In my previous post, I explained how to access AAD protected Function App with AAD app client ID and secret.
You can protect your API endpoints by AAD that is much safer than Function key.

Access AAD protected Azure Functions

kemurayama ・ Oct 5 '20 ・ 4 min read

#azure #azurefunctions #aad

However, in previous scenario, you still need to manage AAD client ID and secret securely.
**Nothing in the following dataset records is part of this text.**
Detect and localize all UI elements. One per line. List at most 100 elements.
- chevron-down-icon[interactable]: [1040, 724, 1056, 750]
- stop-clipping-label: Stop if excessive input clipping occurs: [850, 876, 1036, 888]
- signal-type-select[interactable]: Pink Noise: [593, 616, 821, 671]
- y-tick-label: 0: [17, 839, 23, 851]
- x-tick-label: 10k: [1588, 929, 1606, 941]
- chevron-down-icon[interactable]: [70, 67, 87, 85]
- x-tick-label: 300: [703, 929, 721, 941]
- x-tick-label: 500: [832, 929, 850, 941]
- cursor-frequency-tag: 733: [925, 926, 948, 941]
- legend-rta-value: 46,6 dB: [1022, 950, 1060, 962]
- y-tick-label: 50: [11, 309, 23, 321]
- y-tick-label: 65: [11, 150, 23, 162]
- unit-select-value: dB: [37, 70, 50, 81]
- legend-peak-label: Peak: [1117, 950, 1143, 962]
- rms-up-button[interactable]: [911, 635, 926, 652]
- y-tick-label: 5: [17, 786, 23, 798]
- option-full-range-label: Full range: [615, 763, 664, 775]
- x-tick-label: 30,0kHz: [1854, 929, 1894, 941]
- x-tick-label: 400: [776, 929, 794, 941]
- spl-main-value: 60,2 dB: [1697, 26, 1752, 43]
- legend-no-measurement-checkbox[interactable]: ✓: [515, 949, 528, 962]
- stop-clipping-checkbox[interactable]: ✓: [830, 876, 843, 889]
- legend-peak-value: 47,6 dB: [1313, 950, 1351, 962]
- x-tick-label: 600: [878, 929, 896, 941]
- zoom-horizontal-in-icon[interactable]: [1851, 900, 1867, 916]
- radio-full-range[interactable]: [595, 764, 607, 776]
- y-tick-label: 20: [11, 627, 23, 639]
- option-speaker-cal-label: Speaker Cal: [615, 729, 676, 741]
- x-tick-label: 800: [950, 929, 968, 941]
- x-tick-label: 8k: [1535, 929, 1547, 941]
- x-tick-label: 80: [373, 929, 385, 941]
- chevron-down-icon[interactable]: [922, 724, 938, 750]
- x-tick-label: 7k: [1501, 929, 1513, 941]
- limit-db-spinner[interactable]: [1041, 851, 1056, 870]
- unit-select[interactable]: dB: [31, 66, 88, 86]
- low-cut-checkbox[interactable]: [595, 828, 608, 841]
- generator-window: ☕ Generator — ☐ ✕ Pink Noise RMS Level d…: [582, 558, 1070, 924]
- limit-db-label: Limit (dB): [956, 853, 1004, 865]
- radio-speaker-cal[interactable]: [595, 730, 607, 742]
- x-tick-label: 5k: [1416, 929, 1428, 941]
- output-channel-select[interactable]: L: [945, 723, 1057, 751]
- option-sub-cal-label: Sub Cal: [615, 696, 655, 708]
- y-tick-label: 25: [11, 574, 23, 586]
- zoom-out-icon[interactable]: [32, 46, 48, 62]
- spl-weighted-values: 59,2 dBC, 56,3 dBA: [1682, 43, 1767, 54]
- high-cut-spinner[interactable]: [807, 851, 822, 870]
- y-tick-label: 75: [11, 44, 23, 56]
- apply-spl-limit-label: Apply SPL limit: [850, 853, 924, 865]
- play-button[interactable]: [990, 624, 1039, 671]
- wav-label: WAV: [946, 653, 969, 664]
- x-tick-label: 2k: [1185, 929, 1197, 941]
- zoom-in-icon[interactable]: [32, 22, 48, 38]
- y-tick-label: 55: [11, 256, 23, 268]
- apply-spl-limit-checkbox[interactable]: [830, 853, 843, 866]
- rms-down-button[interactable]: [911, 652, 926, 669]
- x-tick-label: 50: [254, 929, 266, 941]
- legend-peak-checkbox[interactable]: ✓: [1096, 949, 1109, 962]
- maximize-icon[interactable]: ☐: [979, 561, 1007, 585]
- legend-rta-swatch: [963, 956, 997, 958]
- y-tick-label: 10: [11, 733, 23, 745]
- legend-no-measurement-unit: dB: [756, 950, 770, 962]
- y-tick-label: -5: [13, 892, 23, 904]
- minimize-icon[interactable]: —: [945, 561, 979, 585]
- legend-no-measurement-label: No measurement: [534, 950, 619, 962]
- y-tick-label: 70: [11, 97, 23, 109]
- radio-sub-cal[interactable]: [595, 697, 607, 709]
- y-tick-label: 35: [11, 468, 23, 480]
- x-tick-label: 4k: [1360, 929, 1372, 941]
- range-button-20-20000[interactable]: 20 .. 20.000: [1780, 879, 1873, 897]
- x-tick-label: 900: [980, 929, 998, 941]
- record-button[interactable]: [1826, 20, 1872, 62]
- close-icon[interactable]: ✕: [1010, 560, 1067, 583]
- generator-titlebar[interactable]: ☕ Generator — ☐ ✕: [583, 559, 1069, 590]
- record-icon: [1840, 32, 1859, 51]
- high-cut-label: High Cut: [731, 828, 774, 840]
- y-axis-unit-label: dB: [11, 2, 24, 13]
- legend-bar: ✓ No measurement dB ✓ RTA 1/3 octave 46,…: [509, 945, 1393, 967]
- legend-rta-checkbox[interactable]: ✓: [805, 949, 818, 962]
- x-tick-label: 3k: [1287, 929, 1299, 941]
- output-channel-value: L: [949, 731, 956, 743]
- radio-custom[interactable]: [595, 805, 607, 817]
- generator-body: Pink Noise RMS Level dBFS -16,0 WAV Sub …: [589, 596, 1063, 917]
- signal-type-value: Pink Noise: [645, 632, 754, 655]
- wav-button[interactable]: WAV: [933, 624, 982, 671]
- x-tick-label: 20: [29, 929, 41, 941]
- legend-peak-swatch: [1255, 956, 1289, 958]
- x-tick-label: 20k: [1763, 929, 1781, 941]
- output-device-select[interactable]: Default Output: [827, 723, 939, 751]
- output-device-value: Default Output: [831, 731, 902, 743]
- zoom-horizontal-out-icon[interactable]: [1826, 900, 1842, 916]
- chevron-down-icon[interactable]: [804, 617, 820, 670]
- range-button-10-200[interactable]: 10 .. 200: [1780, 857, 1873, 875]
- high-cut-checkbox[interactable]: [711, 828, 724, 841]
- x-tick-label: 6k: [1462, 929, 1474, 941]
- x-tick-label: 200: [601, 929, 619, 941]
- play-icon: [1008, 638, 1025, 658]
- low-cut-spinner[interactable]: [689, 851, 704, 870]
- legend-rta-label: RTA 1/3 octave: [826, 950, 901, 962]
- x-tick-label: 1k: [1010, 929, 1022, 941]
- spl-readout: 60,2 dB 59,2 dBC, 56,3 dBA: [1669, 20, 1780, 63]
As your service grow, your API will also increase and it becomes more difficult to recognize all secrets.

In such scenario, you can use Managed Identity to reduce your concern if your APIs/Apps are hosted on Azure Web Apps, Azure Functions or Azure Virtual Machines.

This post will explain how to set Managed Identity and access AAD protected app with it.

Prerequisites

If you are new to AAD, Azure Functions and Azure Web Apps, you can check tutorials first.

• What is Azure Active Directory?
• Quickstart: Create an ASP.NET Core web app in Azure
• Quickstart: Create a function in Azure using Visual Studio Code

In SPA scenario, you can check this repository

What is Managed Identity ?

Managed Identity is the feature of AAD. Imagine you use Azure Web Apps that call Function App which is protected by AAD.

Generally, you create AAD app for the Web App and get access_token with its ID and secrets to access the Functions App. With Managed Identity, you don't have to create AAD App and manage its secrets. If you host your application on specific services, AAD manage your app identity on behalf of you.

Managed Identity has two types. One is System-assinged, another is User-assigned.
System-assigned Managed Identity is one-to-one relationship between the service and ID. You can enable Managed Identity for the services. If you delete the service, Azure Platform automatically delete the ID at the same time.

User-assigned Managed Identity is similar to Azure AD App. You create Managed Identity as an Azure resource then assign it to cresponding services. The relationship is one-to-many and it will remain even you delete services. The difference between AAD App and User-assigned Managed Identity is you still don't need to manage secrets.

For detail explanation, check What are managed identities for Azure resources?

With Managed Identity, your app Blob Storage, SQL Database and more. Services that support managed identities for Azure resources

In this post, I use System-assigned Managed Identity to access Function App which is protected by AAD.

Setup Environment

I created sample apps for testing Managed Identity.

Clone and run deploy.sh.

Make sure you have the permission to create AAD App and the subscription you use.

Create manifest.json to add permission to the App. Your App need User.Read API permission.
You should check your resourceAppId and resourceAcces id.

[
    {
        "resourceAppId": "xxxxxxx-xxxx-xxxx-xxxx-xxxxxxxxxxxx",
        "resourceAccess": [
            {
                "id": "yyyyyyyy-yyyy-yyyy-yyyy-yyyyyyyyyyyy",
                "type": "Scope"
            }
        ]
    }
]

Test Managed Identity

After you deployed test application, you can access Web App /request_function. It calls Function App protected by AAD with Managed Identity.

Next Step

In SPA scenario, you can check this document.

With Managed Identity, you can authenticate PostgreSQL.